By DEBRA MCCOWN
Bristol Herald Courier
CEDAR BLUFF, Va. - It was his third day on the job, and "Taz," as he's known in the mines, wasn't sure what it meant to be on a rescue team.
Thirty-nine years later, Danny Quesenberry is still at it, serving now as team captain for a hand-picked group of miners who train year-round to respond to mining disasters.
His team, the Consol Energy Buchanan Black Mine Rescue, is one of 18 in Virginia, and more than 100 nationwide. On several occasions, he and his team have used their skills to save lives and save mines, which, in the coalfields, equal jobs.
"We have gone into temperatures 140-plus degrees, black smoke that you can't see two inches," he said. "Rocks falling all around, you can't see it, you're in a strange place you've never been."
While today's coal mines are statistically safer than highways, there are inherent risks in working deep underground.
In Virginia alone, 18 mine rescue teams - almost all volunteers - train regularly to respond to disasters.
Gerald Kendrick, captain of the 1977 national championship team, is one of several longtime rescuers who now train others.
"They sacrifice a lot to be on a mine rescue team," Kendrick said. "I think most coal miners regard mine rescue teams basically as heroes, and I think they should."
On average, Kendrick said, team members train about 400 hours a year, mostly on their own time. They're required to take a 20-hour training course, attend at least 96 hours of training a year, and participate in two mine rescue competitions.
Leroy Mullins, a trainer for Patriot Mining and Race Mining, said men choose to get involved for a variety of reasons.
"Some want to be involved . because they may have had a family member, father or brother who was on a mine rescue team. They may have had a close acquaintance or a family member who was killed in a disaster, and (want) to be ready to help if anything like that happens in their work career," he said.

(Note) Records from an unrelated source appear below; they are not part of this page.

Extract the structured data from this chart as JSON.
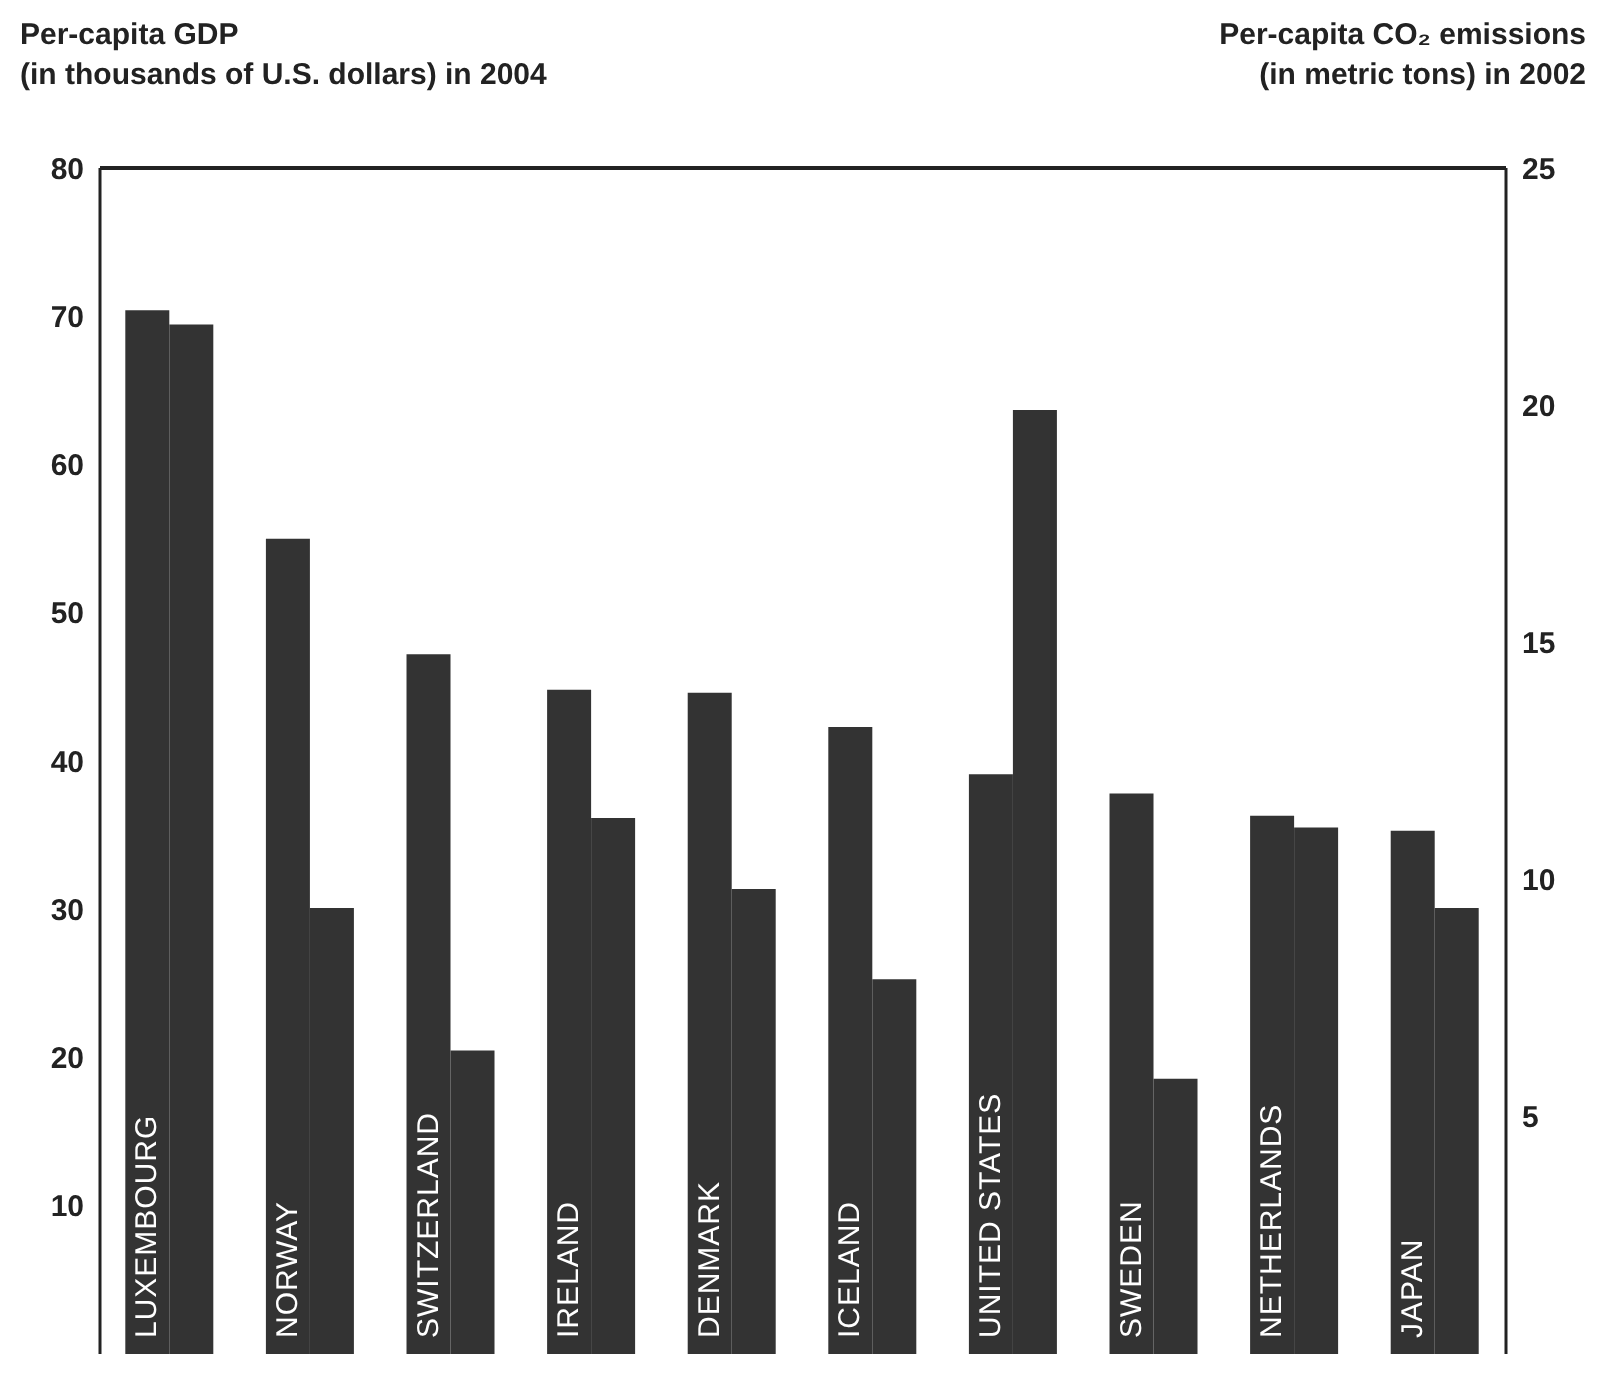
{
  "chart_data": {
    "type": "bar",
    "ylabel": "Per-capita GDP\n(in thousands of U.S. dollars) in 2004",
    "y2label": "Per-capita CO₂ emissions\n(in metric tons) in 2002",
    "categories": [
      "LUXEMBOURG",
      "NORWAY",
      "SWITZERLAND",
      "IRELAND",
      "DENMARK",
      "ICELAND",
      "UNITED STATES",
      "SWEDEN",
      "NETHERLANDS",
      "JAPAN"
    ],
    "series": [
      {
        "color": "#333333",
        "values": [
          70.4,
          55.0,
          47.2,
          44.8,
          44.6,
          42.3,
          39.1,
          37.8,
          36.3,
          35.3
        ]
      },
      {
        "color": "#333333",
        "axis": "y2",
        "values": [
          21.7,
          9.4,
          6.4,
          11.3,
          9.8,
          7.9,
          19.9,
          5.8,
          11.1,
          9.4
        ]
      }
    ],
    "ylim": [
      0,
      80
    ],
    "yticks": [
      10,
      20,
      30,
      40,
      50,
      60,
      70,
      80
    ],
    "y2lim": [
      0,
      25
    ],
    "y2ticks": [
      5,
      10,
      15,
      20,
      25
    ],
    "grid": false,
    "legend": false
  }
}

"And then it's the drive for knowledge too, and the challenge."
Randy Moore, chief of the Virginia Division of Mines, said mine rescue teams are sent in for three primary reasons: explosion; fire; or inundation, meaning that the mine cuts into old mine works, water or bad air.
In the case of an inundation, he said, the team explores the area wearing their breathing apparatus, to make it safe so regular personnel can return. They might also be called in after a roof fall, he said, or to explore old mines that could be put back into production.

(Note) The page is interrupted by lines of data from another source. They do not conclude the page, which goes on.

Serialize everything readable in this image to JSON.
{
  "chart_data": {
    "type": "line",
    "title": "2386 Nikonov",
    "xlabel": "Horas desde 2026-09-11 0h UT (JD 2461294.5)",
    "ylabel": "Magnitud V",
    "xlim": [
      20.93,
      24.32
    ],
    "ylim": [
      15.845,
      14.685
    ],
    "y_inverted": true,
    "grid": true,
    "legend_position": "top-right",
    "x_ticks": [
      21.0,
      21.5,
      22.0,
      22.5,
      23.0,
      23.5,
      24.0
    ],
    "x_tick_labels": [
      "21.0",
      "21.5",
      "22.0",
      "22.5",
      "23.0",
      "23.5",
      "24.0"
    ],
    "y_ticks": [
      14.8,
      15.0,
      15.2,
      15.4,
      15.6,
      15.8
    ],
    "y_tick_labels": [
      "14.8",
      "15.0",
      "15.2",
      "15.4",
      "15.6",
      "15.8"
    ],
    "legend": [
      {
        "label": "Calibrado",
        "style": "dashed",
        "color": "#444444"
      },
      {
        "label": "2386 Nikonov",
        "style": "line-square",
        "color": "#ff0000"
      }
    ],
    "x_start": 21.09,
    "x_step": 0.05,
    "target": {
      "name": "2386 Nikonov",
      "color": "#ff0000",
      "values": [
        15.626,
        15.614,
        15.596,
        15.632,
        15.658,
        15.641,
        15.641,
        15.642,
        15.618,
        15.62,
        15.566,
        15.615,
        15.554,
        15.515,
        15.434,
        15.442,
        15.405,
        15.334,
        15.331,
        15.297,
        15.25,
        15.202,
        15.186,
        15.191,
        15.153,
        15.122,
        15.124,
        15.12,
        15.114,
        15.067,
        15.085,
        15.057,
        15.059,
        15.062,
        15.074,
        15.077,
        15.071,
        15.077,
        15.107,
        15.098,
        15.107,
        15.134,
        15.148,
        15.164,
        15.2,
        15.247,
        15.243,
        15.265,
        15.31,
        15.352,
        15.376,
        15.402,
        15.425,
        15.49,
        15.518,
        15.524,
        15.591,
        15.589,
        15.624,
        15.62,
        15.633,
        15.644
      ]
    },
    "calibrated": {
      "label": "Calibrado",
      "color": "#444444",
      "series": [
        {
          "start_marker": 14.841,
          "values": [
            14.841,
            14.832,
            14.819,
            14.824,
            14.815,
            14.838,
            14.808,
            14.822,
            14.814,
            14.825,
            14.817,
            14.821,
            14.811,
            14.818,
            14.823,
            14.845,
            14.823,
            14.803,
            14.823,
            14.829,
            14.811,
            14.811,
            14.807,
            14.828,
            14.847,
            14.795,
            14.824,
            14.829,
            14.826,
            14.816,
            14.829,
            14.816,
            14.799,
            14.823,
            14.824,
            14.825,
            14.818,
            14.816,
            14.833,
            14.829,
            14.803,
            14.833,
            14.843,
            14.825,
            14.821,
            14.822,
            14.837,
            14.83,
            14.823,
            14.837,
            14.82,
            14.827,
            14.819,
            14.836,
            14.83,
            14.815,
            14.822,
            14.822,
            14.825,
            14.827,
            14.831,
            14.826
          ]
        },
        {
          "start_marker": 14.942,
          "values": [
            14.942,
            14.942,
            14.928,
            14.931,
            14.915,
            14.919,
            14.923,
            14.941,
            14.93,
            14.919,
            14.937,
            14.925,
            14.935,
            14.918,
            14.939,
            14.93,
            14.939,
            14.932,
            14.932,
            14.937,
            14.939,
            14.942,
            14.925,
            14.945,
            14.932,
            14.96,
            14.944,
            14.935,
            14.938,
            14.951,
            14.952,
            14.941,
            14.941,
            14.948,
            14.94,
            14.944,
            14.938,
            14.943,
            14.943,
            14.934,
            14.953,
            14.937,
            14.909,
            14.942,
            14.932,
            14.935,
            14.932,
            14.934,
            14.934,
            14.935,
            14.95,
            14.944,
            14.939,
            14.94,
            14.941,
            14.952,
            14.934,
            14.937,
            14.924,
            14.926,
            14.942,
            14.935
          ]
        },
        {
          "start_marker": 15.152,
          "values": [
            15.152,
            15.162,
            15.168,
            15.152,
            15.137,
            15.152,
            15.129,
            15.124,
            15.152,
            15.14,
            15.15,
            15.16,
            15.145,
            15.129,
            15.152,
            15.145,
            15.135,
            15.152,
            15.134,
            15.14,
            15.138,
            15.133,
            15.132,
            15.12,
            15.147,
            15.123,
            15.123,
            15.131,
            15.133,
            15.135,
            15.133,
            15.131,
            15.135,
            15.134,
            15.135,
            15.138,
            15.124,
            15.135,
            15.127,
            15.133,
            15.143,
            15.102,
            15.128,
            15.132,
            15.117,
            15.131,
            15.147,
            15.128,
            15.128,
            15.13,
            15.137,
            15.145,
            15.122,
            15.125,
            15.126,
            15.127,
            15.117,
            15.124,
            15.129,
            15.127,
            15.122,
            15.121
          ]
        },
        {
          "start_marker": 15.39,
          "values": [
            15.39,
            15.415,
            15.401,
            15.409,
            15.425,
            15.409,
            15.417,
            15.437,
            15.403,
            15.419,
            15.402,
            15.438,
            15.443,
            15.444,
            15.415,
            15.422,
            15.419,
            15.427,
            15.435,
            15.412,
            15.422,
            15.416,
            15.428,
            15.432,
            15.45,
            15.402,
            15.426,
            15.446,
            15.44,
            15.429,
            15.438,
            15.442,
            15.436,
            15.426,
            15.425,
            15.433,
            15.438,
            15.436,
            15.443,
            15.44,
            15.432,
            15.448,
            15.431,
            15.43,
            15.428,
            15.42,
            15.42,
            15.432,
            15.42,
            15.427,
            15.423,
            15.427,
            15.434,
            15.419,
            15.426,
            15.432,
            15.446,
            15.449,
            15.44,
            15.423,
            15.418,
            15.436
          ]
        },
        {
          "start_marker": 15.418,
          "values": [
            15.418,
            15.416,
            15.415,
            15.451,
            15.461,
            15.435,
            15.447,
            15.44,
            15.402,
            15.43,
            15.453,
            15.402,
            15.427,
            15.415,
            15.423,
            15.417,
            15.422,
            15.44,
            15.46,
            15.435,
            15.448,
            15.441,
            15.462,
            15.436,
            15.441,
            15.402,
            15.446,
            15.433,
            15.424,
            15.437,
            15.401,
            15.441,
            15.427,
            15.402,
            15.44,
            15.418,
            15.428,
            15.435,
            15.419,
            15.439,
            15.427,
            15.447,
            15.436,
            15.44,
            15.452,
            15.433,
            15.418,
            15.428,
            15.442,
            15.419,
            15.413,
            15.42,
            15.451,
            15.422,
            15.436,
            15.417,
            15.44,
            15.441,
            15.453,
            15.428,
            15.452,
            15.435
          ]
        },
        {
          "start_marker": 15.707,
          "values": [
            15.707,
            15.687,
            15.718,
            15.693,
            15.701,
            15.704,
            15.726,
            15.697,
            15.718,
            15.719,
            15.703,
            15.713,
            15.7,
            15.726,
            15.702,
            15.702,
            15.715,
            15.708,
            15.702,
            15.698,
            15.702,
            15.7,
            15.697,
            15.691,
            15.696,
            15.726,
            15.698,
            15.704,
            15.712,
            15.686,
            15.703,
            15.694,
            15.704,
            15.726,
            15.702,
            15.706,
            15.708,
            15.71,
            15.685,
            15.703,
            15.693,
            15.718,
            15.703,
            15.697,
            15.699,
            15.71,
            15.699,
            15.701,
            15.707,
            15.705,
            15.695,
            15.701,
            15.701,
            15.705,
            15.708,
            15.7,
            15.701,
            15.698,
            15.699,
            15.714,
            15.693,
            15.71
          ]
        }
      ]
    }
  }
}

Technology, especially in the past five years, has taken much of the guesswork out of search and rescue, he said. And since the deadly 2006 Sago mine explosion in Upshur County, W.Va., companies have been required to have a rescue team within one hour of their operations. So, many companies now have their own.
Jack Richardson, vice-president of central Appalachian operations for Consol Energy, said the special skills and training are useful on a daily basis as well, helping miners better deal with issues such as explosive gas or roof problems.

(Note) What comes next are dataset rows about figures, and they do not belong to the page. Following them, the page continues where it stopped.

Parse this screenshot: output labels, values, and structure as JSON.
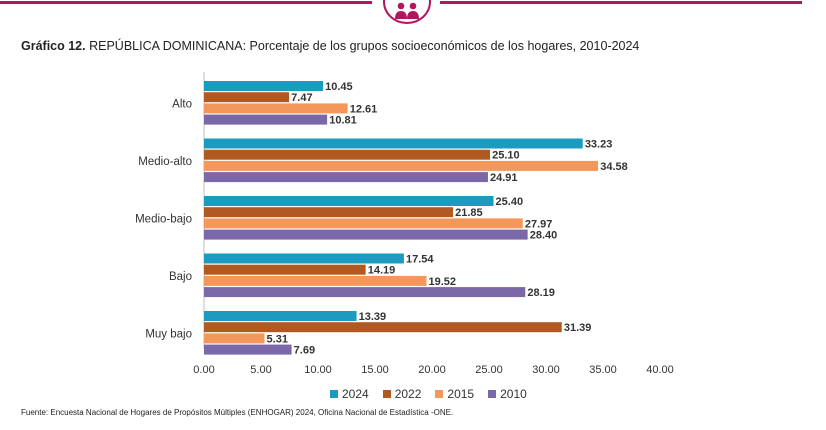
{
  "header": {
    "title_prefix": "Gráfico 12.",
    "title_text": " REPÚBLICA DOMINICANA: Porcentaje de los grupos socioeconómicos de los hogares, 2010-2024"
  },
  "logo": {
    "icon": "people-group-icon",
    "color": "#b0175f"
  },
  "source": "Fuente: Encuesta Nacional de Hogares de Propósitos Múltiples (ENHOGAR) 2024, Oficina Nacional de Estadística -ONE.",
  "colors": {
    "2024": "#1a9bbf",
    "2022": "#b05a22",
    "2015": "#f4975a",
    "2010": "#7b68a8",
    "accent": "#b0175f"
  },
  "chart_data": {
    "type": "bar",
    "orientation": "horizontal",
    "categories": [
      "Alto",
      "Medio-alto",
      "Medio-bajo",
      "Bajo",
      "Muy bajo"
    ],
    "series": [
      {
        "name": "2024",
        "color": "#1a9bbf",
        "values": [
          10.45,
          33.23,
          25.4,
          17.54,
          13.39
        ]
      },
      {
        "name": "2022",
        "color": "#b05a22",
        "values": [
          7.47,
          25.1,
          21.85,
          14.19,
          31.39
        ]
      },
      {
        "name": "2015",
        "color": "#f4975a",
        "values": [
          12.61,
          34.58,
          27.97,
          19.52,
          5.31
        ]
      },
      {
        "name": "2010",
        "color": "#7b68a8",
        "values": [
          10.81,
          24.91,
          28.4,
          28.19,
          7.69
        ]
      }
    ],
    "x_ticks": [
      "0.00",
      "5.00",
      "10.00",
      "15.00",
      "20.00",
      "25.00",
      "30.00",
      "35.00",
      "40.00"
    ],
    "xlim": [
      0,
      40
    ],
    "grid": false,
    "legend_position": "bottom-center"
  }
}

"The biggest reason (for joining a mine rescue team) is caring about possibly being able to save someone, to save someone's life," Richardson said. "They really care about each other."
On Friday, the 17 teams tested their skills in the 27th annual Governor's Cup Mine Rescue and Safety Contest, held on an athletic field at Southwest Virginia Community College.
The simulated "mine" was marked by roof bolts stuck in the ground and strung with twine. Wood frames represented cinderblock walls in the crosscuts, and the travel ways were littered with white placards indicating hazards, helpful items and people to be rescued or recovered. It rained for most of the day.
With seven minutes to prepare and consider the problem, they put on their breathing apparatus, tied themselves with a link line and readied their equipment - a fold-up stretcher piled with other items that might be needed.
Then, they had 80 minutes to solve a theoretical problem, which involved navigating a smoke-filled mine to locate five trapped individuals - some alive, some dead.
One member of the six-man team remained in a communications booth; the other five went in, tailed by a similar-sized group of judges, consisting of state and federal mining agency staff.
"These folks will follow them every step of the problem," said Chris Whitt, emergency manager for the Virginia Department of Mines, Minerals and Energy, "and there's a checklist a mile long of things they have to do."